Real world examples have shown that the misuse of algorithms in healthcare could perpetuate human prejudices or inadvertently cause harm when the machines are trained on biased datasets.
“Many believe ML will revolutionise healthcare because machines make choices more objectively than humans. But without proper oversight, ML models may do more harm than good,” said Associate Professor Nan Liu, senior author of the comment, from the Centre for Quantitative Medicine and Health Services & Systems Research Programme at Duke-NUS Medical School, Singapore.
“If, through ML, we uncover patterns that we otherwise would not see – like in radiology and pathology images – we should be able to explain how the algorithms got there, to allow for checks and balances.”
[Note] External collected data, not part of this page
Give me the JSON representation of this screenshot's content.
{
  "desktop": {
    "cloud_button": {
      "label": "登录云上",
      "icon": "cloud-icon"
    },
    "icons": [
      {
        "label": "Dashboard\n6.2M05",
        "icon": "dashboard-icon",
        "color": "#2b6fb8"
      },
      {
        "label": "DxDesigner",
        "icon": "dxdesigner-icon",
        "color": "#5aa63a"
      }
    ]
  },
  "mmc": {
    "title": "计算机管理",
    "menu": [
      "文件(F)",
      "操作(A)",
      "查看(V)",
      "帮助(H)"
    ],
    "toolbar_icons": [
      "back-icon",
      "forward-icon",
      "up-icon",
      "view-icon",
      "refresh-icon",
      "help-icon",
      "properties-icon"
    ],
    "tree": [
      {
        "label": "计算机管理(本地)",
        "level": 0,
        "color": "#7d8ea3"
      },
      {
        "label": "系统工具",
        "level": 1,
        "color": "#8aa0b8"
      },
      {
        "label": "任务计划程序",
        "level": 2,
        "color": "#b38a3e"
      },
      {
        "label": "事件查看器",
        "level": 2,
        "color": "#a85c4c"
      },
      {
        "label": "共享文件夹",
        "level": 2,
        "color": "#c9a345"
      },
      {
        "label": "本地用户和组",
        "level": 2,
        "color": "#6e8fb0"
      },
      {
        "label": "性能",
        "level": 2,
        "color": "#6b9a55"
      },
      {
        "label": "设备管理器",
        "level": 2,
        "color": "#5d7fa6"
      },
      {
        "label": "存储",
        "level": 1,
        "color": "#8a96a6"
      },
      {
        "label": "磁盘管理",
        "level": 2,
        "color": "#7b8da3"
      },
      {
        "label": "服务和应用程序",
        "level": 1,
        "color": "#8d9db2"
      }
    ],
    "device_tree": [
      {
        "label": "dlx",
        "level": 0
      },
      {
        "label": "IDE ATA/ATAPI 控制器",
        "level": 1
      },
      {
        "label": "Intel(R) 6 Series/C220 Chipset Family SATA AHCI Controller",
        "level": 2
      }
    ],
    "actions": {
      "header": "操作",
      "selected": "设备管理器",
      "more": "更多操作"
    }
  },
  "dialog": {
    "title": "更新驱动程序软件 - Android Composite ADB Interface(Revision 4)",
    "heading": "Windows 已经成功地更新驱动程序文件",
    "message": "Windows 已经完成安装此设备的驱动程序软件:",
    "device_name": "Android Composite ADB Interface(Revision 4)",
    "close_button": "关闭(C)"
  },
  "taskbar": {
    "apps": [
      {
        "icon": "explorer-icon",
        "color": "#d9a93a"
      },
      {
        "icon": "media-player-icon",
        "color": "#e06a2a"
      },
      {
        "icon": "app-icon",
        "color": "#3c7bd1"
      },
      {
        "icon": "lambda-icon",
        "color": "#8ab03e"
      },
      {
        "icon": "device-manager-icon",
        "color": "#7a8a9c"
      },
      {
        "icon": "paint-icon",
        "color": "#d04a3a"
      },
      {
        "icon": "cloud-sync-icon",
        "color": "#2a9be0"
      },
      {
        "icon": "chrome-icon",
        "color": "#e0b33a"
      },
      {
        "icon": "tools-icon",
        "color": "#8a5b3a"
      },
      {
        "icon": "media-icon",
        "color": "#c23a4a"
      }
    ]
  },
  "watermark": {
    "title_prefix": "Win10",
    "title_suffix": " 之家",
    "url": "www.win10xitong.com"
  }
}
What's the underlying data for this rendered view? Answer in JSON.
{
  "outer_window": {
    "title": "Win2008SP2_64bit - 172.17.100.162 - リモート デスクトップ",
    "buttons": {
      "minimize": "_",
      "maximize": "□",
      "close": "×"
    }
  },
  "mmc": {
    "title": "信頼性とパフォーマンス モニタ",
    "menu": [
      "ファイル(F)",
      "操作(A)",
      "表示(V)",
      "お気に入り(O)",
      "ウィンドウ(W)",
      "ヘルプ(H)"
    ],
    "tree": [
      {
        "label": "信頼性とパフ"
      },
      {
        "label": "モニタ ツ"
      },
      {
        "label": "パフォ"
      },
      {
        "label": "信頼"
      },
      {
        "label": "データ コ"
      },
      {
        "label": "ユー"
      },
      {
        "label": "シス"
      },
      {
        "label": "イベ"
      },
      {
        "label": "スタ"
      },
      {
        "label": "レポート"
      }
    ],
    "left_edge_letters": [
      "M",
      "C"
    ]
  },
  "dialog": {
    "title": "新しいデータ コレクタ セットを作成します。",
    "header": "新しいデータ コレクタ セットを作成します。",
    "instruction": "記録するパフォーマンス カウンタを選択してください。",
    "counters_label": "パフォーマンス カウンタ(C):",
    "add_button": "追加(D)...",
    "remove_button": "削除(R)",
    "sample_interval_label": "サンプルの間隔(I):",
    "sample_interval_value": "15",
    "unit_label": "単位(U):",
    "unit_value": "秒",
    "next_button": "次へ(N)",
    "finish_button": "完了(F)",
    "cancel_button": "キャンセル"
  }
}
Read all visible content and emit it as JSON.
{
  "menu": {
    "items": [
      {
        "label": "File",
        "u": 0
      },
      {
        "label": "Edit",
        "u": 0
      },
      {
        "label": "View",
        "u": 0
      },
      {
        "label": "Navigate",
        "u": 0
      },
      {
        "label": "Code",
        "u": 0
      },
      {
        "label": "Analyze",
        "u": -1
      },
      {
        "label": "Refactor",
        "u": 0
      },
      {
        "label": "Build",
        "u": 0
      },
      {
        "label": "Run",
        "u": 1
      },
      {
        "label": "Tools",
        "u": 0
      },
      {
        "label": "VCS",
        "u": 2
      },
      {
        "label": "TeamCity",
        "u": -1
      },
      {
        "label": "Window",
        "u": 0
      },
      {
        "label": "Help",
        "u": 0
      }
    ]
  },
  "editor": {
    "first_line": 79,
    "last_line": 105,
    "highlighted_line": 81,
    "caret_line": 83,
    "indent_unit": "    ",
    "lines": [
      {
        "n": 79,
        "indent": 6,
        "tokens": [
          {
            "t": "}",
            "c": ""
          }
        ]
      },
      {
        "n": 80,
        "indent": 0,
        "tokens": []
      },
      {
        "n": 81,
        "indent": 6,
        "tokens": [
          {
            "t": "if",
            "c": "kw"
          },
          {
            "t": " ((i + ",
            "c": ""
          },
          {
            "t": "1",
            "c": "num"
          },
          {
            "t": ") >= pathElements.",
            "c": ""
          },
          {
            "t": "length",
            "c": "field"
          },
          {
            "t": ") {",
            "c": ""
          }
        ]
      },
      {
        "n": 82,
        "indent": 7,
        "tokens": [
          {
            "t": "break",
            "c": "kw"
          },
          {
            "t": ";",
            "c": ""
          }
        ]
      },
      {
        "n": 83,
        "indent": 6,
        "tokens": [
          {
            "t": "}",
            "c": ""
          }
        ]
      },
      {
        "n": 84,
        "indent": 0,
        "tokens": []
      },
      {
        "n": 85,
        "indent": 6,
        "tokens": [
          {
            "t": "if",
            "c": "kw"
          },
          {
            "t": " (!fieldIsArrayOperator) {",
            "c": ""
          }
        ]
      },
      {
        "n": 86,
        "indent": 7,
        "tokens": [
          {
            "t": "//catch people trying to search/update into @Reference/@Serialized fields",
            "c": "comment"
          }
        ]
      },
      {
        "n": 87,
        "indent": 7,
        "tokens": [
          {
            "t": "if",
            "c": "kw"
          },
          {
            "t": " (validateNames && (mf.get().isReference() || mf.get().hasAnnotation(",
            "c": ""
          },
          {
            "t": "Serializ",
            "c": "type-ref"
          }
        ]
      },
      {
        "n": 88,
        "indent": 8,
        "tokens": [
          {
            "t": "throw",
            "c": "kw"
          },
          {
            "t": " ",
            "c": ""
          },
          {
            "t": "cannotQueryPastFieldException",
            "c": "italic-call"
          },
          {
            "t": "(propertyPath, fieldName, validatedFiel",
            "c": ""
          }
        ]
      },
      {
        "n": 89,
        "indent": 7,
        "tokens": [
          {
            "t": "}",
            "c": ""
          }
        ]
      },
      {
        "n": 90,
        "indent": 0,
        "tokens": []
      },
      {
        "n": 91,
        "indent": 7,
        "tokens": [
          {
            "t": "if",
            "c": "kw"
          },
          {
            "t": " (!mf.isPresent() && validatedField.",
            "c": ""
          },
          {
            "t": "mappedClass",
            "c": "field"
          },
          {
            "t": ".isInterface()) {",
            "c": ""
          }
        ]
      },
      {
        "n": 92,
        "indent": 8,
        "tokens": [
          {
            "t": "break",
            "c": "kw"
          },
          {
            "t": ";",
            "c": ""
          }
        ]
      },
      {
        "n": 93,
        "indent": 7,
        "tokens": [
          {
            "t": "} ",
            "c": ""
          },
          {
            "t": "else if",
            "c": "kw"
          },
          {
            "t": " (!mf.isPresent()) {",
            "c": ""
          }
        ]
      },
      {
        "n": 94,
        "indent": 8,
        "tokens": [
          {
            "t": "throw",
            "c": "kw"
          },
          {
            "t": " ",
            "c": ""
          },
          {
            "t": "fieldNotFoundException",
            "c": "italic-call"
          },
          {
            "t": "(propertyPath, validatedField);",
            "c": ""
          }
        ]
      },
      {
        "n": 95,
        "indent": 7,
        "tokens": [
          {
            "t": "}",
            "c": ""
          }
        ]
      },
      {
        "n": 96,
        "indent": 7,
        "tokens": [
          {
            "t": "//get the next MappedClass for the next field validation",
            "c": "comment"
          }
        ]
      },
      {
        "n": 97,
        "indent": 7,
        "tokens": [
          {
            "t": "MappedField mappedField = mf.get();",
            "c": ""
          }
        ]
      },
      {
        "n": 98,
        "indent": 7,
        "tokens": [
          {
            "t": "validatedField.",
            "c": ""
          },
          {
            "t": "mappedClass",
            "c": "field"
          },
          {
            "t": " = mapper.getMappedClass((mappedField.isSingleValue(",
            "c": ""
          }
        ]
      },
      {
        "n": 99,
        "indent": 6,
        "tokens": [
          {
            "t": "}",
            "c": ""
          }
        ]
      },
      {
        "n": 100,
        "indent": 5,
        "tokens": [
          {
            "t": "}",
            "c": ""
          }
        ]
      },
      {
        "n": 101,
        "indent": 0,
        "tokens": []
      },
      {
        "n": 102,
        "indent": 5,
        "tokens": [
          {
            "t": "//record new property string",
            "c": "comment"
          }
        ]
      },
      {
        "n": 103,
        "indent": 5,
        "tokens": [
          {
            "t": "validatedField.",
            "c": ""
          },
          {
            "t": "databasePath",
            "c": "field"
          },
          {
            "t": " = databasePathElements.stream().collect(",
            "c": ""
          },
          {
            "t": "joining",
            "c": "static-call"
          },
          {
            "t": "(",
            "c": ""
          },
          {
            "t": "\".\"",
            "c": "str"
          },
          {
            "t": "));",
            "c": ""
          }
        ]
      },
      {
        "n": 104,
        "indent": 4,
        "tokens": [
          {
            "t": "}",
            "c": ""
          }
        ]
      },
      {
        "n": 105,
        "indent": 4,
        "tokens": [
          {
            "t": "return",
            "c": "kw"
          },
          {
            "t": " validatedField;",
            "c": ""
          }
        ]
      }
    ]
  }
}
Together with a group of scientists from the UK and Singapore, the researchers highlight that although guidelines have been formulated to regulate the use of ML in clinical research, these guidelines are only applicable once a decision to use ML has been made and do not ask whether or when its use is appropriate in the first place.
For example, companies have successfully trained ML algorithms to recognise faces and road objects using billions of images and videos. But when it comes to their use in healthcare settings, they are often trained on data in the tens, hundreds or thousands. “This underscores the relative poverty of big data in healthcare and the importance of working towards achieving sample sizes that have been attained in other industries, as well as the importance of a concerted, international big data sharing effort for health data,” the researchers write.
Another issue is that most ML and deep learning algorithms (that do not receive explicit instructions regarding the outcome) are often still regarded as a ‘black box’. For example, at the start of the COVID-19 pandemic, scientists published an algorithm that could predict coronavirus infections from lung photos. Afterwards, it turned out that the algorithm had drawn conclusions based on the imprint of the letter ‘R’ (for ‘Right Lung’) in the photos, which was always found in a slightly different spot on the scans.
“We have to get rid of the idea that ML can discover patterns in data that we cannot understand,” said Dr Volovici about the incident. “ML can very well discover patterns that we cannot see directly, but then you have to be able to explain how you came to that conclusion. In order to do that, the algorithm has to be able to show what steps it took, and that requires innovation.”
The researchers advise that ML algorithms should be evaluated against traditional statistical approaches (when applicable) before they are used in clinical research. And when deemed appropriate, they should complement clinician decision-making, rather than replace it. “ML researchers should recognise the limits of their algorithms and models in order to prevent their overuse and misuse, which could otherwise sow distrust and cause patient harm,” the researchers write.
The team is working on organising an international effort to provide guidance on the use of ML and traditional statistics, and also to set up a large database of anonymised clinical data that can harness the power of ML algorithms.